4 Replies Latest reply on Apr 7, 2021 9:12 PM by Garry Ure

    Using proximity data domains

    Garry Ure New Member

      Does anyone know how proximity data domains should be used properly in EDC? Ideally with examples.

       

      The documentation isn't very clear on their purpose or how to best use them.

        • 1. Re: Using proximity data domains
          Venkatesh Srinivasan Seasoned Veteran

          Proximity data domains are used to narrow down the inferred results to identify close-to-identical columns or fields for a data domain.

           

          You can add proximity data domains to the existing data domains by editing the existing data domains from ldmadmin.

          Ex: For “Address” data domain,  Zipcode, Street, City could be proximity data domains.

          When you create or edit a resource and enable data domain discovery, you can add the proximity data domains

          Once you run the resource, the profiling scanner scans the data source for the data domain and the proximity data domains in the resource and displays a match score in EDC UI.

           

          The match score is the ratio of number proximal data domains discovered in the data source to the number of configured proximal data domains for an inferred data domain.

          • 2. Re: Using proximity data domains
            Garry Ure New Member

            Thanks. That last part is copied directly from the documentation which wasn't intuitively helpful.

             

            I think I get the point of them, I just wasn't really sure how they worked in practice.

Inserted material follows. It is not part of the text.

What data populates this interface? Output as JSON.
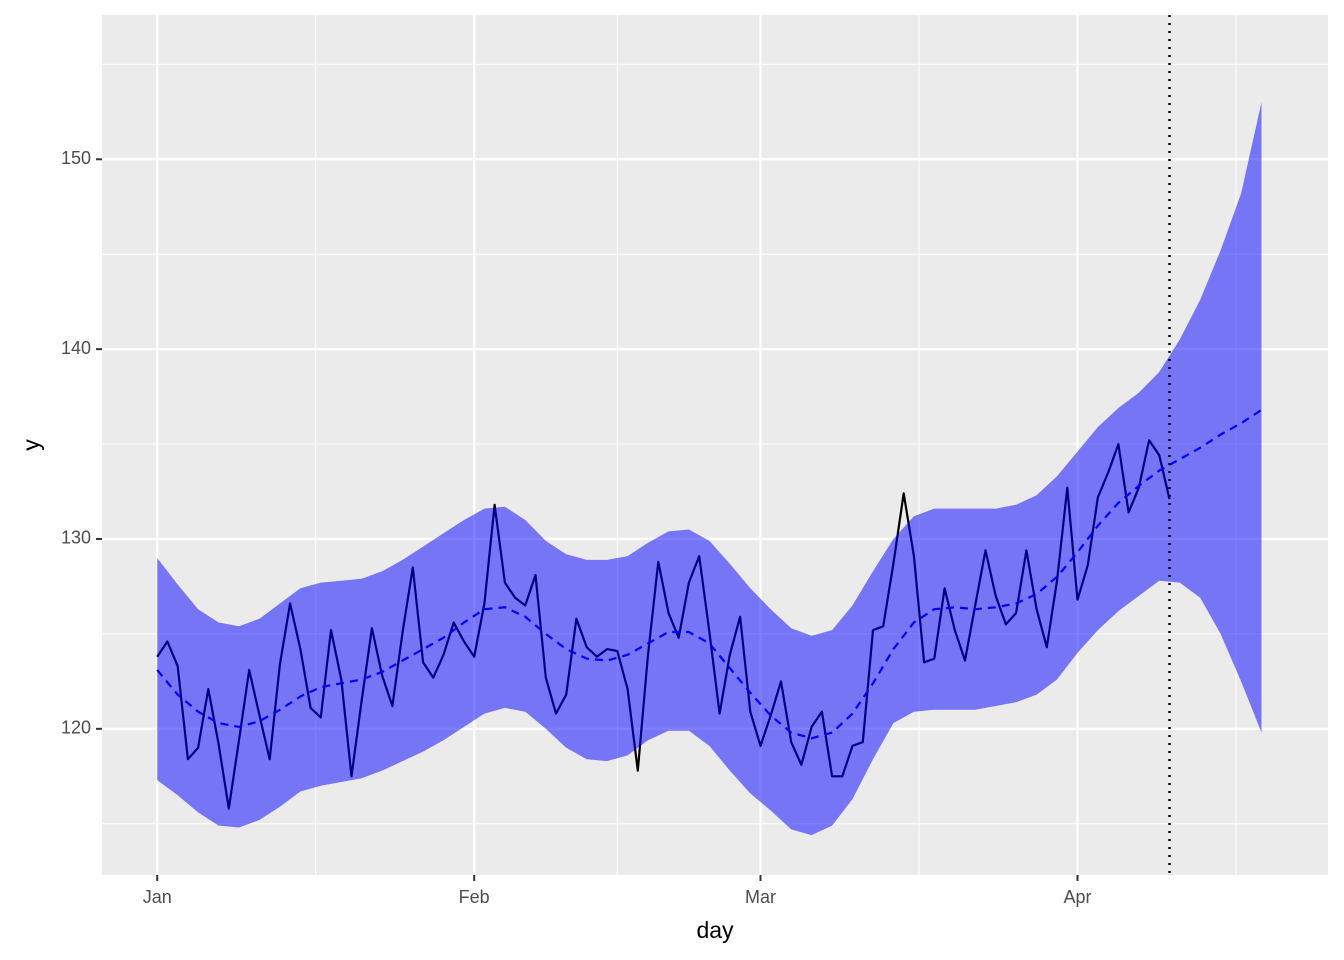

            • 3. Re: Using proximity data domains
              Darren Wrigley Guru

              one example is, you might have a lot of fields name ID & and all id's are an auto-generated number.

              If you want to create a data domain that represents a Product_id.

               

              to do this, you could use either metadata or data rule (or both) to find an id, and set a proximal domain Product_Name.

               

              so Product_Id would only be connected to an id field that is in the same dataset (or a joined dataset) that also has a Product_Name domain field.

              1 of 1 people found this helpful
              • 4. Re: Using proximity data domains
                Garry Ure New Member

                Thanks Darren, that makes more sense.